A continuation of this question.
I am attempting to read two flow meters through the mic port of a phone/tablet. The flow meters' pulse pins toggle between +0V and +5V as their pinwheels rotate. I use an R-2R to combine the pulses from the flow meters. My first attempt was to simply send the digital output from the R-2R straight into to mic port like so:
This worked great on my PC. I was able to look for edges in the signal and (based on the magnitude of the amplitude change) determine which flow meter the pulse was sent from. Here is a screenshot of my program detecting pulses on my PC:
Raw signal read from PC mic port: PC flow meter signal http://s3.awesomebox.net/Flow%20Meter%20Reader/FlowMeterReaderRaw.png
Program highlighting detected flow meter state changes: PC flow meter signal state change detection http://s3.awesomebox.net/Flow%20Meter%20Reader/FlowMeterReaderDetected.png
As you can see, the program is successfully identifying flow meter state changes; smaller amplitude changes are caused by flow meter 1 and larger amplitude changes are caused by flow meter 2.

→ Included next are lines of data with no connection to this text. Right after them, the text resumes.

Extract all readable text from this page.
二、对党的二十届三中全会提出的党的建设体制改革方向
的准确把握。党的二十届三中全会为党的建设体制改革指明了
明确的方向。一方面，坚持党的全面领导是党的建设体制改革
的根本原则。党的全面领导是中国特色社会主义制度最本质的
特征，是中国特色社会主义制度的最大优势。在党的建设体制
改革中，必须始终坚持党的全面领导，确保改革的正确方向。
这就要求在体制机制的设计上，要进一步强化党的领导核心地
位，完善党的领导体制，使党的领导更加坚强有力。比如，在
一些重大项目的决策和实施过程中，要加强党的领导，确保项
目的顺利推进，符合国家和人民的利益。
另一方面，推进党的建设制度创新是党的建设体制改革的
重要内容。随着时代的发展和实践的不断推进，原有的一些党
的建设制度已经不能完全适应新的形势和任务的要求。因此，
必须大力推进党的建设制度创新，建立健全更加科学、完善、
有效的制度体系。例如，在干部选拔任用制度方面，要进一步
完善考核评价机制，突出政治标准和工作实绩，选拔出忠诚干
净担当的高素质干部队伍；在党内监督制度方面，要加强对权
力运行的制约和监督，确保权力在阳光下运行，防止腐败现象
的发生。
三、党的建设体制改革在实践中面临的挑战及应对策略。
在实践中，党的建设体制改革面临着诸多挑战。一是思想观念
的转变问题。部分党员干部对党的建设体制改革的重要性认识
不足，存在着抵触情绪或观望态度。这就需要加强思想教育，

The problems start when sending the same signal to my Galaxy Note 8 Android tablet. This is what the signal looks like when one of the flow meters is spinning and changing state, read through my PC's mic port: single flow meter through PC http://www.awesomebox.net/share/androidReadingExpected.png
Here is what the same signal looks like when read through the tablet's mic port: tablet flow meter signal http://www.awesomebox.net/share/androidReadingReal.png
Because of the (stronger?) AC-coupling in the tablet's sound card and the noise cancellation and other processing done to the signal, it is not possible to use the same edge detection method.
I was suggested by @DwayneReid to not try to force a digital signal through. Instead, I should convert the digital signal to an analog one and pass that through. He suggested this schematic for converting the digital signal into an analog one:
I combined this schematic with mine and came up with:
As far as I understand it, a constant analog signal should be generated by the 555 timer and sent to the mic port. Voltage changes caused by flow meter state changes should cause frequency changes in the analog signal. I will then be able to read the frequency changes of the analog signal and know when a pulse occurs, and based on the change in frequency, which flow meter the pulse came from.
This is what the signal now looks like when one of the flow meters is spinning and changing state, read through my PC's mic port: reading with 555 http://www.awesomebox.net/share/ReadingWith555.png
As you can see, there is a now a slight oscillation present in the signal. However, the overall signal is unchanged and none of my expectations are met. The constant analog signal is so slight it could be considered noise. Changes in voltage seem to effect the signal no differently than before.
Where is my schematic wrong? How can I get a generate a constant analog signal that changes in either amplitude or frequency when the combined voltage from the flow meters changes?